Do we have the right political structures in place to address the gravity of the situations we will soon face? Is the perceived economic and social balance we have created built for the many or only a fortunate few propagated by a certain race? Are we able to shift our societies and structures such that we are more comfortable with sacrificing self for the benefit of our collective health?
For one thing is certain, unfettered capitalism and unrestrained individualism infected the souls of our societies long before the whispers from Wuhan wounded our world. Regardless of how we get there, we must find a way to build on our collective ability to react to whispers rather than waiting for screams.
Sign o’ the Times
Just a few days after the quarantine in Vietnam was lifted, the skies finally cleared and the spring sun returned. Sitting along the same shores that signaled the world’s scream, I reflected on what had occurred and wondered what was to come. In one sudden scream, my ability to enjoy the simple things that sprinkled my last eight months with friends, freedoms, and memorable scenes was now seized.
Moments once so close and memories so near to my heart, now felt distant and disheartening. Yet, I was reminded of words that I’d written over 20 years before that whispered to me one night in late November while I was just a junior in college. Perhaps in some small way, both the words whispered in this overall reflection from the events of this past season, as well as those recalled below that arose within me two decades ago, will marinate within us all as we reemerge to “feel what life has to hold.”
It turns the world like never before;
Guiding all its inhabitants to an eternal war.
The searing head of a nuclear bomb;
The misguidedness of an Uncle Tom.
Society has always been this way;
Fighting an endless battle of inner dismay.
Our spirits have died with the birth of this demon;
Extracting all the emotion and health from our being.

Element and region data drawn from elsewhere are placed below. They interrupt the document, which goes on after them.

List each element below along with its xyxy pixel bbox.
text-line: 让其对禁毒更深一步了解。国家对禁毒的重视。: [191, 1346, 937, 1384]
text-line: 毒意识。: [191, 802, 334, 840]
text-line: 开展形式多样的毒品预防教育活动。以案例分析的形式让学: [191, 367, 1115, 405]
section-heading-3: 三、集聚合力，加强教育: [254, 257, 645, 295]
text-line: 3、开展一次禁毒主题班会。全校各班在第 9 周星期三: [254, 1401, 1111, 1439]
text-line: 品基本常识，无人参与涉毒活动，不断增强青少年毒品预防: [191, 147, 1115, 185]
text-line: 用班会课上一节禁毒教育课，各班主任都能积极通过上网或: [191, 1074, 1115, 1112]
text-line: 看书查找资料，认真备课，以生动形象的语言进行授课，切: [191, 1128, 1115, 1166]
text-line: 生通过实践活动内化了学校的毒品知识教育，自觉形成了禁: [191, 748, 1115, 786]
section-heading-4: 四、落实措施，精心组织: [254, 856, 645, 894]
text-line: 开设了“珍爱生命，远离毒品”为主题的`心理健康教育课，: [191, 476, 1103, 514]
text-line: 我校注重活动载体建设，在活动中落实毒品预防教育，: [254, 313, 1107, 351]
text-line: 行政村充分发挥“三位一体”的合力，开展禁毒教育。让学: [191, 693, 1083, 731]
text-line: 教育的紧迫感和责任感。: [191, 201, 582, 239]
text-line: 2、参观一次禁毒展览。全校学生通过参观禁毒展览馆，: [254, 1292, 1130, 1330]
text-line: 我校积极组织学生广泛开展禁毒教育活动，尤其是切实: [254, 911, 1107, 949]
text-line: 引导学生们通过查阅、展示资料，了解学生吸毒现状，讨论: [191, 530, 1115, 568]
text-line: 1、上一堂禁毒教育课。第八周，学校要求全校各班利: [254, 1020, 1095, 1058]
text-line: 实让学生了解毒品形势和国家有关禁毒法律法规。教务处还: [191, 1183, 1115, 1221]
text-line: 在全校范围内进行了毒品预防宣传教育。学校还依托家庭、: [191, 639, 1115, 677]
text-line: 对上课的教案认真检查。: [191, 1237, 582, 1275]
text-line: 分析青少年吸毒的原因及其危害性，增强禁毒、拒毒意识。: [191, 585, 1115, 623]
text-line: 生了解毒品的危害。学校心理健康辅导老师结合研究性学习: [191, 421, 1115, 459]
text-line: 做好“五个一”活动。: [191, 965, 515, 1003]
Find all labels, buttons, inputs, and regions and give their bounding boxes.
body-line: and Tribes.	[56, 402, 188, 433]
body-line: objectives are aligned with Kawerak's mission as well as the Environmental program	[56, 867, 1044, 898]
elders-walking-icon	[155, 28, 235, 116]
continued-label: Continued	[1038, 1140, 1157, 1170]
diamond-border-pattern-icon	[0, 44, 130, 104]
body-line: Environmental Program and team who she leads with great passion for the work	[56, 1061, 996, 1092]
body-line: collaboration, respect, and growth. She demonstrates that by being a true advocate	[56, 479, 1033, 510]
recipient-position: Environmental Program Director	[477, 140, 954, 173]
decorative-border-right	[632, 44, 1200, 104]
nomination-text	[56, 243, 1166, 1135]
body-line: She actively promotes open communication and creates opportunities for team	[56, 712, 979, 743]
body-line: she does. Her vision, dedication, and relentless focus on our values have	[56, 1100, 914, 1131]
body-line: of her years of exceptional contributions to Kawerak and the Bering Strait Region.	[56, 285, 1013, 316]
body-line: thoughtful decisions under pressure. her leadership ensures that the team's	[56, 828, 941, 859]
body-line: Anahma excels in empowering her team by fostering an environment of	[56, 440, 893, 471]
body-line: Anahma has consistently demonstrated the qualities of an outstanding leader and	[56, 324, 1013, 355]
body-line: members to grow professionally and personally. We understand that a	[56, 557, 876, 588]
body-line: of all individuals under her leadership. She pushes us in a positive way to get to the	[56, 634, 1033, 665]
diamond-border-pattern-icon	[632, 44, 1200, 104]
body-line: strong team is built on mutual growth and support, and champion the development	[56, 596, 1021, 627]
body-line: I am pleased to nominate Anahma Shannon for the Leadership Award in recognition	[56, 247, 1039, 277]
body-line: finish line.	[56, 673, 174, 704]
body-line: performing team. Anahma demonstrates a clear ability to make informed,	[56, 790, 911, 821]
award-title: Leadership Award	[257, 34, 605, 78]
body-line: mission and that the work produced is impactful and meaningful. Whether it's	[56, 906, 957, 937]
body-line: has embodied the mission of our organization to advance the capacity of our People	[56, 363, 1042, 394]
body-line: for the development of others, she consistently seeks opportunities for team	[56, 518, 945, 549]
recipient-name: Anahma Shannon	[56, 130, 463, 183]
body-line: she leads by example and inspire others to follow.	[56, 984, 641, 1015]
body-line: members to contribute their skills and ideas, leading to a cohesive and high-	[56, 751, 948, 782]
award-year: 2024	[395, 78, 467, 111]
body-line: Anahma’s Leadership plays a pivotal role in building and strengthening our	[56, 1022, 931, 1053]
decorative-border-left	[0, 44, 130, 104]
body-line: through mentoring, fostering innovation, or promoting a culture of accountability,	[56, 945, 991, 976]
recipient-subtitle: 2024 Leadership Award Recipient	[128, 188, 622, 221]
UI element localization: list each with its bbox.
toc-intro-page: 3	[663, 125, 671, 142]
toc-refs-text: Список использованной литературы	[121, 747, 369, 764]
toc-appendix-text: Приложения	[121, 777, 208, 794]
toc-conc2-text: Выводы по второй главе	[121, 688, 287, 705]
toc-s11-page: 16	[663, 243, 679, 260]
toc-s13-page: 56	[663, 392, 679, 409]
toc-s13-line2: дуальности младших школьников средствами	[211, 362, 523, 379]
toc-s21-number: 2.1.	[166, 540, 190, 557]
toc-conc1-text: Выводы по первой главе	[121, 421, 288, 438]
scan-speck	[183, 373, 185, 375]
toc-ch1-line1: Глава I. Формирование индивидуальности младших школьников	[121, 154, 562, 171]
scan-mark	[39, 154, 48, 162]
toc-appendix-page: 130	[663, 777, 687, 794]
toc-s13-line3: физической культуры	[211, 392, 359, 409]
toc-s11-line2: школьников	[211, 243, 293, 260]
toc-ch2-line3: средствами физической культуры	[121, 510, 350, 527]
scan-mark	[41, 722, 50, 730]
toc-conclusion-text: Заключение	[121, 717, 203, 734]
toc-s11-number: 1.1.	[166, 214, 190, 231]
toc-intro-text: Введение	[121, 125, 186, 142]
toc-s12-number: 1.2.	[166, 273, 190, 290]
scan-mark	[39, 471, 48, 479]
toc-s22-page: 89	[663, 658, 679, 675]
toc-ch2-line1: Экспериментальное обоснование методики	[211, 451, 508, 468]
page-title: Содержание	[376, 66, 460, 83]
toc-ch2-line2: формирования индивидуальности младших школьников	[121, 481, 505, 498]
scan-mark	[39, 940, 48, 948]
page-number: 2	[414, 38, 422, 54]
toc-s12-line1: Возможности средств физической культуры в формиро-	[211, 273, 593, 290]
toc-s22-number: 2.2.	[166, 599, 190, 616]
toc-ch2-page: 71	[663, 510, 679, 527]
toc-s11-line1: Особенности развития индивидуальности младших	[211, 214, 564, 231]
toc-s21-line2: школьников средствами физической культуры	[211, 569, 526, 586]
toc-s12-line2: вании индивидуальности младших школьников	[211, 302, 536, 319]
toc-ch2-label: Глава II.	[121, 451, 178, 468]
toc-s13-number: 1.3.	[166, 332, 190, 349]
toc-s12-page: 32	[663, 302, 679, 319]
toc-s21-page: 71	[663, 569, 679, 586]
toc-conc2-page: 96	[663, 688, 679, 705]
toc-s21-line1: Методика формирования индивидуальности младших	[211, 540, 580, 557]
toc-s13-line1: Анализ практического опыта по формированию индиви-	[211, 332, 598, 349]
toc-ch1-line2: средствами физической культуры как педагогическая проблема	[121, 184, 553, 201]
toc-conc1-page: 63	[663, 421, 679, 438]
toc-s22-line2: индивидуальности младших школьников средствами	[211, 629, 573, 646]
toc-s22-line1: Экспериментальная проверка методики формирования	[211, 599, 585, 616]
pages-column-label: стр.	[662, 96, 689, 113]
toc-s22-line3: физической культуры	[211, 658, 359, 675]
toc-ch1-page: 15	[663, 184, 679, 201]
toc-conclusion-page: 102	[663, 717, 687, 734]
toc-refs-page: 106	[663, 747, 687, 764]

Uniqueness fills the world with six billion;
However, we hide under happiness as chameleons.
Experiences and emotions are our most powerful gold;
Escape the empire, feel what life has to hold. – 11/28/98
Behind the Pen: Writer’s Notes
Over the last several months I had many different ideas about how to write this piece but nothing ever felt right. Throughout my life, I’ve learned to listen to the creative whispers and only commence crafting my concepts when they begin to feel whole and tight. While this particular piece may have started down one path, it veered into another – inspired along the way by both book and song (e.g. “Computer Blue” by Prince).
It’s challenging to write about eight months of experiences and find ways to honor all that occurred. But what’s most powerful about a good song – both in lyric and sound – is that it’s able to say so much with so few words. Its power lies in creating visions that help us paint the broader picture of the creator’s story in our minds. Like a sweet song that subtly sings to us differently each time we hear it, I hope that my reflection of this historic episode offers nuggets of insight nestled between subtle notes of poetic prose.
Inspired by a conversation with Candice, the songwriting skills of the late Bill Withers, Prince’s song “Computer Blue” and his autobiography titled – “The Beautiful Ones”, and Claudia Durastanti and her autobiography titled – “La Straniera”, as well as her interview in El Mundo titled – “No Hay Nada Natural en la Idea de Normalidad.”